Tuesday, May 21, 2013

SKINJUMPERS published!


It's been a long time coming, but M-Brane Press has a fresh new book out in the world as of today: Skinjumpers by Michael D. Griffths, with a vivid front cover by Hannah Walsh. This is a book that I committed to so long ago that I was still living in The Exile in OKC when I first announced it. I remember sitting at my desk there informing the Twitterati about it. And I returned from Exile three years ago, so it's been a while. Several issues of the first year of M-Brane SF Magazine during 2009 and 2010 featured a serial of short fiction by Mike concerning the adventures of the Enforcer Dak and his body-swapping partner Erin in the deadly city of New Cluster. This new novel continues their tale in a big way, but it is not necessary to have read the original stories to enjoy this new one. It stands alone just fine. I placed a preface in the front of the book, the text of which I will copy below. It's for sale now on Amazon and will show up elsewhere shortly.


PREFACE to Skinjumpers
I first encountered the world of Skinjumpers—a strange and dangerous milieu—in a short story that the author submitted at the end of 2008 to my then-fledgling zine M-Brane SF. The story “A Clone of a Different Color” introduced New Cluster, a decaying city in an unspecified future and location, run by a corrupt and authoritarian police-state structure that resembles a mafia as much as a government and which is shot through with struggles among various factions. But it was not the post-cyberpunk veneer of this tale that appealed to me, but rather its subversive core conceit that people can move their consciousnesses, their very selves, from one body to another and somehow remain whole.

Specifically, the first Skinjumper tale evoked a topic that I’d wondered about a lot before I’d read that story: if I somehow change bodies (a perennial fantasy of mine), am I still me? Is there even actually a “me” outside my physicality?

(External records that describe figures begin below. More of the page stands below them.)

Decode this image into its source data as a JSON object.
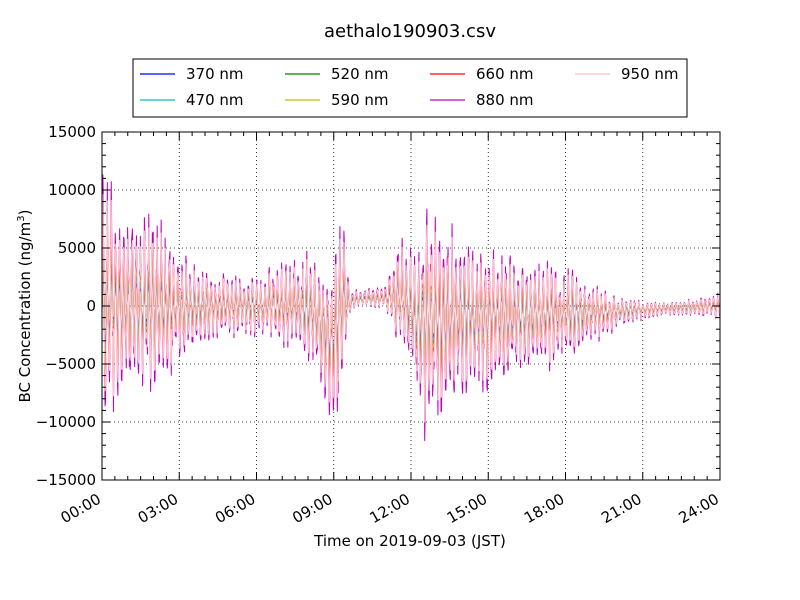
{
  "chart_data": {
    "type": "line",
    "title": "aethalo190903.csv",
    "xlabel": "Time on 2019-09-03 (JST)",
    "ylabel": "BC Concentration (ng/m",
    "ylabel_sup": "3",
    "ylabel_tail": ")",
    "xlim": [
      0,
      24
    ],
    "ylim": [
      -15000,
      15000
    ],
    "grid": true,
    "legend_position": "top-center",
    "x_tick_values": [
      0,
      3,
      6,
      9,
      12,
      15,
      18,
      21,
      24
    ],
    "x_tick_labels": [
      "00:00",
      "03:00",
      "06:00",
      "09:00",
      "12:00",
      "15:00",
      "18:00",
      "21:00",
      "24:00"
    ],
    "y_tick_values": [
      -15000,
      -10000,
      -5000,
      0,
      5000,
      10000,
      15000
    ],
    "y_tick_labels": [
      "−15000",
      "−10000",
      "−5000",
      "0",
      "5000",
      "10000",
      "15000"
    ],
    "series": [
      {
        "name": "370 nm",
        "color": "#0000ff",
        "scale": 0.42
      },
      {
        "name": "470 nm",
        "color": "#00bfbf",
        "scale": 0.5
      },
      {
        "name": "520 nm",
        "color": "#008000",
        "scale": 0.58
      },
      {
        "name": "590 nm",
        "color": "#bfbf00",
        "scale": 0.66
      },
      {
        "name": "660 nm",
        "color": "#ff0000",
        "scale": 0.75
      },
      {
        "name": "880 nm",
        "color": "#bf00bf",
        "scale": 1.0
      },
      {
        "name": "950 nm",
        "color": "#ffc0cb",
        "scale": 0.85
      }
    ],
    "envelope_hours": [
      0,
      0.3,
      1.0,
      2.0,
      3.0,
      4.0,
      5.0,
      6.0,
      7.0,
      7.8,
      8.6,
      9.0,
      9.3,
      9.6,
      10.0,
      11.0,
      11.5,
      12.0,
      12.3,
      12.7,
      13.5,
      14.5,
      15.5,
      16.5,
      17.5,
      18.0,
      19.0,
      20.0,
      21.0,
      22.0,
      23.0,
      24.0
    ],
    "envelope_amplitude": [
      12500,
      11000,
      8500,
      9000,
      5500,
      3500,
      3000,
      3000,
      4000,
      5000,
      6000,
      8500,
      9500,
      1500,
      700,
      1200,
      5000,
      6000,
      8000,
      12000,
      9000,
      7500,
      6000,
      5500,
      4500,
      4500,
      3200,
      1500,
      900,
      600,
      800,
      1200
    ],
    "baseline_hours": [
      0,
      8.0,
      8.4,
      8.9,
      9.3,
      9.6,
      10.0,
      11.5,
      11.8,
      12.0,
      12.2,
      24.0
    ],
    "baseline_values": [
      0,
      0,
      -1200,
      -3800,
      0,
      300,
      700,
      900,
      800,
      0,
      -1500,
      0
    ]
  }
}
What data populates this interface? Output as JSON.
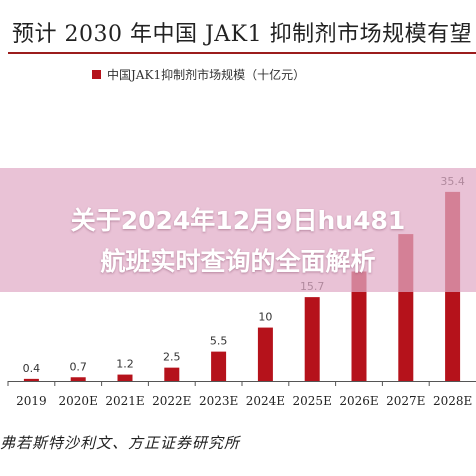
{
  "title": "预计 2030 年中国 JAK1 抑制剂市场规模有望",
  "source": "弗若斯特沙利文、方正证券研究所",
  "overlay": {
    "line1": "关于2024年12月9日hu481",
    "line2": "航班实时查询的全面解析"
  },
  "colors": {
    "bar": "#b5121b",
    "accent": "#9b1c1c"
  },
  "chart_data": {
    "type": "bar",
    "categories": [
      "2019",
      "2020E",
      "2021E",
      "2022E",
      "2023E",
      "2024E",
      "2025E",
      "2026E",
      "2027E",
      "2028E"
    ],
    "series": [
      {
        "name": "中国JAK1抑制剂市场规模（十亿元）",
        "values": [
          0.4,
          0.7,
          1.2,
          2.5,
          5.5,
          10,
          15.7,
          20.5,
          27.5,
          35.4
        ]
      }
    ],
    "value_labels": [
      "0.4",
      "0.7",
      "1.2",
      "2.5",
      "5.5",
      "10",
      "15.7",
      "",
      "",
      "35.4"
    ],
    "ylim": [
      0,
      38
    ],
    "grid": false,
    "legend": "top-left"
  }
}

This remains a vexing question that we may—within the lifetimes of people reading this—have answered for us when we find out whether or not it is possible to separate consciousness from the body, move it into another body or possibly into a computer construct and learn whether that consciousness can survive intact or if it will be radically altered by the nature of its new physical form. I’ve wondered whether my “selfness” is really somehow a wholly different thing than my body in the way that humans tend to believe it is or if all I am is simply the compound of the literal physical stuff of my body. Is that which makes me an individual, a consciousness, actually a real thing that can be taken out of my body by some sort of futuristic instrumentality and moved elsewhere? Or is my body’s physical gender, its chromosomes, its genitalia, its sexual orientation, its age and condition and experience inseparable from the “me” of me? We don’t know this answer yet in the real world, but in the world of Skinjumpers, the answer is no: we can separate from our bodies and remain ourselves. We can even become even more our real selves by doing so.

In Michael D. Griffiths’ series of Skinjumper short stories that I published in M-Brane SF, and in this novel, a lot of questions are left unanswered. One is not given a detailed rationale as to why things are the way they are in New Cluster, but the reader doesn’t really need one either. The titular Skinjumpers threaten the social order and draw the fire of the authorities because (among other reasons) they are sex-rebels. They not only change bodies and cheat death by “jumping” into cloned replacements, but they can change physical gender. Some of them choose to do so permanently. In this story, you will meet Erin, a young woman whom you may underestimate at first because of the way she chooses to present herself. She is the long-term girlfriend of our protagonist Dak. But Dak has a particular sexual kink that is fabulously enabled in this world: he is oriented toward men who inhabit female bodies. Erin was once a guy and still somehow is even within her unambiguously feminine physical form. But she seems to not quite fit into our current understanding of LGBTQ-ness either. She and he are a shade different than what is enabled by or even understood in our so-called “real” world. Underneath their more or less conventional gender self-portrayals, they are both fascinatingly queer.

I am brought back to my original wondering about whether all this is possible and plausible. If I could move from my own body into that of a female, would I still be basically the same person, a gay male but somehow with a female physicality like that of Erin? What if I moved into the physicality of a straight guy? Or that of a one hundred-year- old man or a ten-year-old boy? Or even a younger clone of myself? Skinjumpers proposes, with great enthusiasm, that it is all possible: you can have the body you want and still be you—and maybe even a better “you.” It’s wonderfully subversive in the world of New Cluster in almost the same way that simply not being straight can be in our real world.

Now, please relax, turn the page, and recline into a world where your body is not a permanent boundary.